Poltergeist has heart, but it also has menace, a feature lacking in Spielberg films. The only bum note in the film, however is pure Spielberg — the scene in the bathroom with one of the parapsychologists that the Freelings call in to help find their daughter, where hands pull his face apart in front of the bathroom mirror. Like the melting Nazi from 1981's Raiders of the Lost Ark, a scene just put in to show off and gross out the audience. According to imdb, the hands used in the shot were actually Speilberg's, too.

Poltergeist has all the elements of a classic horror film. An innocent but spooky little girl, clever dialogue, a creepy clown, a highly original character, Tangina the ghostbuster, played by Zelda Rubinstein. But what really makes Poltergeist special and eminently re-watchable are the characters. JoBeth Williams and Craig T. Nelson are wonderful and sexy as the parents. Their love for each other and their children is so strong you believe they could go to hell and back to get their kid.
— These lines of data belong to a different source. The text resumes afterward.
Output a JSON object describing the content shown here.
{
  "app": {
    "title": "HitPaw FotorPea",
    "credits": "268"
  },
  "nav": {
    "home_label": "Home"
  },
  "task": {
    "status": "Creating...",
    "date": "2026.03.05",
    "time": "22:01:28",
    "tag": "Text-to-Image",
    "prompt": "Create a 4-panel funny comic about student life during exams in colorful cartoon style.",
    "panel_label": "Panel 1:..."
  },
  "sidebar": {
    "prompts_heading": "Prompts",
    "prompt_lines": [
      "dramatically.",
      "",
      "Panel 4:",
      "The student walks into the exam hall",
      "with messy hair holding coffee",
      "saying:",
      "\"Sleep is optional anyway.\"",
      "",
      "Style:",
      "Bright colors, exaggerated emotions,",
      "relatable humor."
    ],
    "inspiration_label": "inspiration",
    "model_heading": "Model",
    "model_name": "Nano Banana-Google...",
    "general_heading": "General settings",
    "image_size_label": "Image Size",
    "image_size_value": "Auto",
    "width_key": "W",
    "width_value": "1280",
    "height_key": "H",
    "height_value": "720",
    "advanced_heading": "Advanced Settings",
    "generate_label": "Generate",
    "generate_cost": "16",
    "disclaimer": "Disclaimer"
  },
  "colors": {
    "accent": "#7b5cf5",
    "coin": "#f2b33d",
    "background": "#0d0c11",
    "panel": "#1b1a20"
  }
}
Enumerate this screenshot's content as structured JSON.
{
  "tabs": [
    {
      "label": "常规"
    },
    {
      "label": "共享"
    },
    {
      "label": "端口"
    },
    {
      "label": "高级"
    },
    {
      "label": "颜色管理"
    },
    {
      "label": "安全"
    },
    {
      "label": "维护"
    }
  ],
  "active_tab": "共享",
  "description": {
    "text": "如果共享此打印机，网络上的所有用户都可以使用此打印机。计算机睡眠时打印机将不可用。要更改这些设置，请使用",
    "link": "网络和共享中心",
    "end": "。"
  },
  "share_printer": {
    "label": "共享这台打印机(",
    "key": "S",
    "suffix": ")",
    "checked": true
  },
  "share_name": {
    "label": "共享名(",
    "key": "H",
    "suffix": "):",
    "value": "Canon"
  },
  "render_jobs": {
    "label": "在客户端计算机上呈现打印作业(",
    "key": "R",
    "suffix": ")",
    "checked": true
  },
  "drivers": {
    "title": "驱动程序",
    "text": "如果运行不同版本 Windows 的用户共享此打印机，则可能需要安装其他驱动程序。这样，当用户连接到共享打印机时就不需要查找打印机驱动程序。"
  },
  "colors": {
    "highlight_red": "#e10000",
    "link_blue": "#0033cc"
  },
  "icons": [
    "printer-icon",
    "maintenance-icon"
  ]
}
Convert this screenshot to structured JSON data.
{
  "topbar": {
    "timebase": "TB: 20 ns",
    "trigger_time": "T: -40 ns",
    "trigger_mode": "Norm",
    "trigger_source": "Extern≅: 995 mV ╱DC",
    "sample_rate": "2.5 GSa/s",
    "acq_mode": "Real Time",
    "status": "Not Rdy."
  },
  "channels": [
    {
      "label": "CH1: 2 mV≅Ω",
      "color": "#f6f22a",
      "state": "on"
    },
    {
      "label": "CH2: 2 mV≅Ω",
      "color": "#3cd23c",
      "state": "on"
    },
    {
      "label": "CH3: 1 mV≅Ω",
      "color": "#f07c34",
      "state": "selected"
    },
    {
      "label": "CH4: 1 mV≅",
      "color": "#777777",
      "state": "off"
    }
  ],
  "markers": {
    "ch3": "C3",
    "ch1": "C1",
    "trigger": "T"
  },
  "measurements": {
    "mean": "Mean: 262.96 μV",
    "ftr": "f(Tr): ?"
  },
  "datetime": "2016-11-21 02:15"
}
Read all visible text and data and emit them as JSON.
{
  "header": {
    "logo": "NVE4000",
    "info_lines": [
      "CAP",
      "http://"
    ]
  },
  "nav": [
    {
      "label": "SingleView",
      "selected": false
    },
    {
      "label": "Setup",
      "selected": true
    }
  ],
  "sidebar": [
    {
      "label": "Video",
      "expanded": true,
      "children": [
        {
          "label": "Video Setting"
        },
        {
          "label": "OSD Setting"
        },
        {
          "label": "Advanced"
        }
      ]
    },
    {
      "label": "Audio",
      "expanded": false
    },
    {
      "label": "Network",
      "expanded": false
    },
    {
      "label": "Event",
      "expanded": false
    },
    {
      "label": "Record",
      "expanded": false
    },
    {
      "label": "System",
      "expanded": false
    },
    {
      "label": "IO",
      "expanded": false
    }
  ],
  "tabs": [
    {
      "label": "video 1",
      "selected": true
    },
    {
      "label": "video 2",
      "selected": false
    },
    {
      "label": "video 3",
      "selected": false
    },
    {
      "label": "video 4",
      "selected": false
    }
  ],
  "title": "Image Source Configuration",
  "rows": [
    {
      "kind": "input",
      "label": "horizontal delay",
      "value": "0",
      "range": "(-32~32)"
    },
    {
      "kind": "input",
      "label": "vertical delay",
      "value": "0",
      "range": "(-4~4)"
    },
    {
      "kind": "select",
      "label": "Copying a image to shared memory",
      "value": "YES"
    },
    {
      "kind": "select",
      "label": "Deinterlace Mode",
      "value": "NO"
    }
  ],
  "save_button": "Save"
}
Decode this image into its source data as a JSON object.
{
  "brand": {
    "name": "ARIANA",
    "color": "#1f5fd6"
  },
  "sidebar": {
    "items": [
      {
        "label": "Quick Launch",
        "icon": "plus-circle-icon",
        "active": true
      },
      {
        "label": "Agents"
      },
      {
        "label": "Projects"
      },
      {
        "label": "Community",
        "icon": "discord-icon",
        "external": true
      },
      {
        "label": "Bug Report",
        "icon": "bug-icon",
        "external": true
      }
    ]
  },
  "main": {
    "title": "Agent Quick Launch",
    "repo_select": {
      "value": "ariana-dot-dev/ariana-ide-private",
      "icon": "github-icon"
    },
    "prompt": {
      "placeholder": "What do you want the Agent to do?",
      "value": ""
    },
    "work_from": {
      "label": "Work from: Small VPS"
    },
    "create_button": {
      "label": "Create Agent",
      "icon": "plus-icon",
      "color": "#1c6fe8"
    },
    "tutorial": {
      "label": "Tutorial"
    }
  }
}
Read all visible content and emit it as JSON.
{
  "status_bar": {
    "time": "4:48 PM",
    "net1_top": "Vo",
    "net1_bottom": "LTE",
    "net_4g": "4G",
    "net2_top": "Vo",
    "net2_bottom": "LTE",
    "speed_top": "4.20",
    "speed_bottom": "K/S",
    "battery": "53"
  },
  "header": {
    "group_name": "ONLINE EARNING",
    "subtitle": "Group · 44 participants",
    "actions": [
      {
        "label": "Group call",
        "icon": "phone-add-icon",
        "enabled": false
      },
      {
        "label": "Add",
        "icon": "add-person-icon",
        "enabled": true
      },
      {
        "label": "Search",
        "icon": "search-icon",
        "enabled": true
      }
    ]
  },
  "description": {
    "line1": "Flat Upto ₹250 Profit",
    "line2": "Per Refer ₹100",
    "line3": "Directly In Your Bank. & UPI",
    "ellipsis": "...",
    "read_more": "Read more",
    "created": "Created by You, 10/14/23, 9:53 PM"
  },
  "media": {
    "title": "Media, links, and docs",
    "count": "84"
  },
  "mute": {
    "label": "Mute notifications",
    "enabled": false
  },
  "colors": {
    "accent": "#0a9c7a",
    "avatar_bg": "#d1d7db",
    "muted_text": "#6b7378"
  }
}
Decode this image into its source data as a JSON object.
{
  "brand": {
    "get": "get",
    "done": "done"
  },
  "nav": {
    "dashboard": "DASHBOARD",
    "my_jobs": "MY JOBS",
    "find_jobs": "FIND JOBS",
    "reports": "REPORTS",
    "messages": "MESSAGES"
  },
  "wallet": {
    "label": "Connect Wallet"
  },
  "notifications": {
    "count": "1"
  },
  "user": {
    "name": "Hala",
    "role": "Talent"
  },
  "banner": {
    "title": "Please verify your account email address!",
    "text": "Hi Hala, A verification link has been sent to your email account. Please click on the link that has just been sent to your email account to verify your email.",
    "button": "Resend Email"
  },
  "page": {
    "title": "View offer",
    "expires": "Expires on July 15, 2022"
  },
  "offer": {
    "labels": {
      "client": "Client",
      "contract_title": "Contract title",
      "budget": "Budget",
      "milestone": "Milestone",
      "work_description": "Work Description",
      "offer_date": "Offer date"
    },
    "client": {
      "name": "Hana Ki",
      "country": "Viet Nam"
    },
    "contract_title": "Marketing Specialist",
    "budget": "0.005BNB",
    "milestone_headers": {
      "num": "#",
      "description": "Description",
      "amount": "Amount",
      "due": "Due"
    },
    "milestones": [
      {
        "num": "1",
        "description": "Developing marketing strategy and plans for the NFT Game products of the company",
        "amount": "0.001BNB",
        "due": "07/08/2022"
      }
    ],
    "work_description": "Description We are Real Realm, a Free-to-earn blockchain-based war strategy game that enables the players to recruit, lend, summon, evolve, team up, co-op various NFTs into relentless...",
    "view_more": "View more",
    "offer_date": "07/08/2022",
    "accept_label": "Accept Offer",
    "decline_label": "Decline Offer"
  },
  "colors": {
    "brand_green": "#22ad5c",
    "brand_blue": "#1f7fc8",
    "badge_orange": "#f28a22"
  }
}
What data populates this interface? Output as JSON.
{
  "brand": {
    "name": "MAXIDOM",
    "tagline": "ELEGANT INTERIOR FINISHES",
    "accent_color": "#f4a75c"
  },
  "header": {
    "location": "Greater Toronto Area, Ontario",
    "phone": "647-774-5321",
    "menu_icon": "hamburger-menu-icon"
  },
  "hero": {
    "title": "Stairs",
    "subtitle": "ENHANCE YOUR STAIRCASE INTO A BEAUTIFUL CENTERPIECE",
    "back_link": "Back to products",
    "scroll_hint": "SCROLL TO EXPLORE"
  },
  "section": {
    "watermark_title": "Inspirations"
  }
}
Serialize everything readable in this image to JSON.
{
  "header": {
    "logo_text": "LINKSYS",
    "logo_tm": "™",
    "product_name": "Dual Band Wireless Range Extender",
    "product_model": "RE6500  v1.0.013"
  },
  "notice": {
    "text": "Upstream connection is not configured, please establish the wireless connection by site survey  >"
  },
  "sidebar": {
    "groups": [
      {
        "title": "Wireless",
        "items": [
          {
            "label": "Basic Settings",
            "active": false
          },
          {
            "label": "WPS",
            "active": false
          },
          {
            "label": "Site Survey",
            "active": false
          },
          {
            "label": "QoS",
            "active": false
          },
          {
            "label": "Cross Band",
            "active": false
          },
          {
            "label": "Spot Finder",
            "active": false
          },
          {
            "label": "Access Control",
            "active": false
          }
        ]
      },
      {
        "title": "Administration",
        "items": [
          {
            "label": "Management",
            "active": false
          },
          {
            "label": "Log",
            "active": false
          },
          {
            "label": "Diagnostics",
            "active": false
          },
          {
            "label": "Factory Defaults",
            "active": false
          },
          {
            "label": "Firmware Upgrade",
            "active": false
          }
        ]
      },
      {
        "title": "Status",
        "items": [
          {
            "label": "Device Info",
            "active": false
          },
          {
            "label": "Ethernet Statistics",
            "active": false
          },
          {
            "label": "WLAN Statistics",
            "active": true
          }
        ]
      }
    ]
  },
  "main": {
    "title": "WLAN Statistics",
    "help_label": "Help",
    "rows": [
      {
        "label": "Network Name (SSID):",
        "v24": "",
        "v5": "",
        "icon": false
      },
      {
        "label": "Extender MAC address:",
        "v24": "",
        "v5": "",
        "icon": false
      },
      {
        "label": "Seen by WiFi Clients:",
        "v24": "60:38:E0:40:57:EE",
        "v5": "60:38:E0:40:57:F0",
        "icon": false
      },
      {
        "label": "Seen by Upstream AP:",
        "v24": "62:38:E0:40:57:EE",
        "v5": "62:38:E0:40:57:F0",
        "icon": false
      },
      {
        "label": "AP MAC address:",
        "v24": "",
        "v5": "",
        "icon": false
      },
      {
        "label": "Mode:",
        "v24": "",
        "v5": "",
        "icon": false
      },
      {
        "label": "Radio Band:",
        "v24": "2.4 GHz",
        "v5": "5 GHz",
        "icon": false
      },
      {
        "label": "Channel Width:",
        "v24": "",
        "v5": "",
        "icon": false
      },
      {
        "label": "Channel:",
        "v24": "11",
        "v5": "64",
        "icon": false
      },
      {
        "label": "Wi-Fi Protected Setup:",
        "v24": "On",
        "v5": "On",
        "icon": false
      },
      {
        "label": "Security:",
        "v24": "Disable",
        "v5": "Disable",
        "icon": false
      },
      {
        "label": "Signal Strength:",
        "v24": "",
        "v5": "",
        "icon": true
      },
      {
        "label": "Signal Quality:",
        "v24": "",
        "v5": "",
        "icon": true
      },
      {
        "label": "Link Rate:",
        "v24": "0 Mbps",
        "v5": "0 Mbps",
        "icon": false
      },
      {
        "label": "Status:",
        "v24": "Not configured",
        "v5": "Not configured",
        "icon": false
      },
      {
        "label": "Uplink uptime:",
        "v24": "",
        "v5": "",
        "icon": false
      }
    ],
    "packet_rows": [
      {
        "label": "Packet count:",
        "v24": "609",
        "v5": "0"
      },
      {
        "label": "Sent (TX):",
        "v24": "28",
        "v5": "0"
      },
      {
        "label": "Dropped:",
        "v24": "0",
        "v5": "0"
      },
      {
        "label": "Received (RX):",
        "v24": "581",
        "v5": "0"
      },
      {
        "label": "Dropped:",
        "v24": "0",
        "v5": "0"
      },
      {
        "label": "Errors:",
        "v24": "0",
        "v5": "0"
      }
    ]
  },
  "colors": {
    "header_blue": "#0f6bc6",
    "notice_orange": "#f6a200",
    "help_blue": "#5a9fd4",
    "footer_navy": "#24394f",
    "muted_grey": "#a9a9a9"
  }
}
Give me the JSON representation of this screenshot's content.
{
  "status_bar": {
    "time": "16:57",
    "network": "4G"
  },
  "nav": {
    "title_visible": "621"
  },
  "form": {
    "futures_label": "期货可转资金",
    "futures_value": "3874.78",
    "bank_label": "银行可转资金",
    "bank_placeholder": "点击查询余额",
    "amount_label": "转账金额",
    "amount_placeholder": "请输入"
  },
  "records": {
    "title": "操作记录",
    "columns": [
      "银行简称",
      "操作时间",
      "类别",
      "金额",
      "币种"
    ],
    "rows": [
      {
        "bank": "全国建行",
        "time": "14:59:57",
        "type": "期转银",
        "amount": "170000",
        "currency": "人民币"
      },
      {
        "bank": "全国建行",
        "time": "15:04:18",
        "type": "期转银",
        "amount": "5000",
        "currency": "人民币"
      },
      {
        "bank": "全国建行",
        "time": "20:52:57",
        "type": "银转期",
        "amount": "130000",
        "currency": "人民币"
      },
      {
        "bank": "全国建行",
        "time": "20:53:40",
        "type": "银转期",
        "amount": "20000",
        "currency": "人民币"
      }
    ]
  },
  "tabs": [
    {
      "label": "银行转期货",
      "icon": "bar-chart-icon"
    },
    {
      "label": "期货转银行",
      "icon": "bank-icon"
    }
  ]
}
Rumors of a remake have been circulating for a few years. There is actually a page for the remake on imdb, which makes it seem more real. If this does eventually happen, it is highly unlikely that it will be anywhere near as good as the wonderful original. The last scene, when dad Steve pushes a television set out of their motel room is brilliant, and needs no updating. Poltergeist is definitely a classic, and I think, Spelberg's best film.